Add a little olive oil to a large skillet and brown sausage on all sides.

In the meantime, in a large saucepan, heat a tablespoon of olive oil. Add the garlic, onion, celery and carrots and saute until tender. Add in the lentils, bay leaf and water. Cook for about 20-30 minutes.

When the sausage is finished cooking, slice into bite-size pieces. There should now be yummy bits left in the bottom of the skillet. When the lentils are finished cooking, add them to the skillet along with the sliced sausage to mix in the bits of yumminess on the bottom of the pan and to flavor the lentils a little more. Season with salt and pepper, add in the fresh parsley and enjoy!

Shrimp Tacos with Citrus Cabbage Slaw

After getting home from vacation and dealing with the issues with our cat, everything had just been so busy so we were in need of a quick meal. I started going through the oodles of recipes I've cut out over the past year and came across this one. Quick and yummy.

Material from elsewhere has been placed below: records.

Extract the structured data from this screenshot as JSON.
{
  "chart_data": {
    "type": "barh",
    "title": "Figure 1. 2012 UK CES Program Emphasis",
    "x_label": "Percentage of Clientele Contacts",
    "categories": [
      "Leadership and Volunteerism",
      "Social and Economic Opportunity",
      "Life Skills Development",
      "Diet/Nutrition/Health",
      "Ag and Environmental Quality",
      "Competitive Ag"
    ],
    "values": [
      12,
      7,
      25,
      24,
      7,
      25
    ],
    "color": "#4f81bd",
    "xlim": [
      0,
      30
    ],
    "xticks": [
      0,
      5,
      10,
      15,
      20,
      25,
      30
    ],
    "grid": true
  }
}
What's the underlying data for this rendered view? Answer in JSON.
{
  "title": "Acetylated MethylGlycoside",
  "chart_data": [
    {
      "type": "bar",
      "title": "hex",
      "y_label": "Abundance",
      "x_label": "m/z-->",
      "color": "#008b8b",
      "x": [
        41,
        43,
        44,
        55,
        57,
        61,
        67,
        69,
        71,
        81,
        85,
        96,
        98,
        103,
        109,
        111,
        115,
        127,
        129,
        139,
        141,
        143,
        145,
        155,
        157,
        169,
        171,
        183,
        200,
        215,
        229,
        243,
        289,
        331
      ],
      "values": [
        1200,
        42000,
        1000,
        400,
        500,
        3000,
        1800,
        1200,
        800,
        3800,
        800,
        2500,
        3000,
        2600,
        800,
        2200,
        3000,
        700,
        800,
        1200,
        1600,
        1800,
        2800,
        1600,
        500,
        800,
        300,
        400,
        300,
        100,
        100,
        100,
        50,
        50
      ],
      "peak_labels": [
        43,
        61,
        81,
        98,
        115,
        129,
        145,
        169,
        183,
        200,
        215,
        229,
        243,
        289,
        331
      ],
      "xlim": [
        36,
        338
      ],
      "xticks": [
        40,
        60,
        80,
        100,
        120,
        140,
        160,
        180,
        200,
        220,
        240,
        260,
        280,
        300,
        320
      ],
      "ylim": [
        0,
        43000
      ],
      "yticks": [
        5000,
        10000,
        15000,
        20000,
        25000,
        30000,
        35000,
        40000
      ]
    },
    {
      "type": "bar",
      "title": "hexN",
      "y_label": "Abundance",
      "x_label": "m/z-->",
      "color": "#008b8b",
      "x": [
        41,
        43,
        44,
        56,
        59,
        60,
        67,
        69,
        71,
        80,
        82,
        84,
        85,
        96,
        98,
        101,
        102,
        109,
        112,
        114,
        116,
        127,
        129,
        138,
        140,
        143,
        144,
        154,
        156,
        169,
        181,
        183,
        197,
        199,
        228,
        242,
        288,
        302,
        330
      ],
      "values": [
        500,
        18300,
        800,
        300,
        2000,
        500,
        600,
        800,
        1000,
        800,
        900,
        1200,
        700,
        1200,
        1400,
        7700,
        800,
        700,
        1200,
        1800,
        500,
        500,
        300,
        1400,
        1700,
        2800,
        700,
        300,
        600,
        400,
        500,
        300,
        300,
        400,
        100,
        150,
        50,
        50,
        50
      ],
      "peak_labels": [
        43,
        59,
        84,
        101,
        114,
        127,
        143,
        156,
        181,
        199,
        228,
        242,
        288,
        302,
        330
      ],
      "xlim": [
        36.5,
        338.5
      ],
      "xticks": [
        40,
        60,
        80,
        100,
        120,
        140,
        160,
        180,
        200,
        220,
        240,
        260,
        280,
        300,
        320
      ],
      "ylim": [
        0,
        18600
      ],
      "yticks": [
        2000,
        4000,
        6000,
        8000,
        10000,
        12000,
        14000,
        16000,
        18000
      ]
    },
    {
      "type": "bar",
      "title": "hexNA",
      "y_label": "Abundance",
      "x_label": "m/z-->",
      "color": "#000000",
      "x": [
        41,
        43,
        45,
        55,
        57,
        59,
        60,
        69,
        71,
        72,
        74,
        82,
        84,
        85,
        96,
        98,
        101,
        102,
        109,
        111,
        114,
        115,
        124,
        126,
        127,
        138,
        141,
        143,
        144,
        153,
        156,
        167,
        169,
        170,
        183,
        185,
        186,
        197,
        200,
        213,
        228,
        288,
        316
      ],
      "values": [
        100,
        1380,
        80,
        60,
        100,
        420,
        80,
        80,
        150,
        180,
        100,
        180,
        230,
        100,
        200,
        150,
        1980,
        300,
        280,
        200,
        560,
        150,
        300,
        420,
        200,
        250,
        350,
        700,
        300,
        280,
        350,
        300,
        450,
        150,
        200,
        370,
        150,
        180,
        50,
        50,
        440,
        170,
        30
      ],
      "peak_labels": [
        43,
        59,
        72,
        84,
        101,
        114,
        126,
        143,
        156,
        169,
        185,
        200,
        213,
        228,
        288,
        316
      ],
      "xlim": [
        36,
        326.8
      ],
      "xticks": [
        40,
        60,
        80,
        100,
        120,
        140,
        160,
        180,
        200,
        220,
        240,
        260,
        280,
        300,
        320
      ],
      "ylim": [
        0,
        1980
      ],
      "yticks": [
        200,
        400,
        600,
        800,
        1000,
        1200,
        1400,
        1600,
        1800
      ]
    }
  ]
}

1/4 cup fresh orange juice
2 tbsp. fresh lime juice
2 tbsp. sour cream
kosher salt and black pepper
1/4 small cabbage (8 ounces), shredded
1 cup corn kernels (from 1 to 2 ears, or frozen and thawed)
1 jalapeno, seeded and chopped
1 tbsp. olive oil
1 pound peeled and deveined medium shrimp
8 small flour tortillas, warmed

In a large bowl, whisk the orange and lime juices, sour cream, 1/2 teaspoon salt, and 1/4 teaspoon pepper. Add the cabbage, corn, and jalapeno and toss to combine. Let sit, tossing occasionally, for 10 minutes. Meanwhile, heat the oil in a large skillet over medium-high heat. Season the shrimp with 1/2 teaspoon salt and 1/4 teaspoon pepper. Cook until opaque throughout, 2 to 3 minutes. Serve the shrimp with the tortillas and the slaw.

Wednesday, August 5, 2009

Blackened Salmon Fillets

Since someone had to make the daily visit to the vet for Cheeto, we decided that I would take Cheeto and Jim would stay home and make dinner. Well Jim found this salmon recipe and it was so good! There's nothing better than a delicious piece of salmon. Add some home-grown green beans and YUM!

2 tbsp. ground paprika
1 tbsp. ground cayenne pepper
1 tbsp. onion powder
2 tsp. salt
1/2 tsp. ground white pepper
1/2 tsp. ground black pepper
1/4 tsp. dried thyme
1/4 tsp. dried basil
1/4 tsp. dried oregano
4 salmon fillets, skin and bones removed
1/2 cup unsalted butter, melted


In a small bowl, mix paprika, cayenne pepper, onion powder, salt, white pepper, black pepper, thyme, basil and oregano. Brush salmon fillets on both sides with 1/4 cup butter (Jim used olive oil), and sprinkle evenly with the cayenne pepper mixture. Drizzle one side of each fillet with 1/2 remaining butter (olive oil).

In a large, heavy skillet over high heat, cook salmon, butter side down, until blackened, 2 to 5 minutes. Turn fillets, drizzle with remaining butter, and continue cooking until blackened and fish is easily flaked with a fork.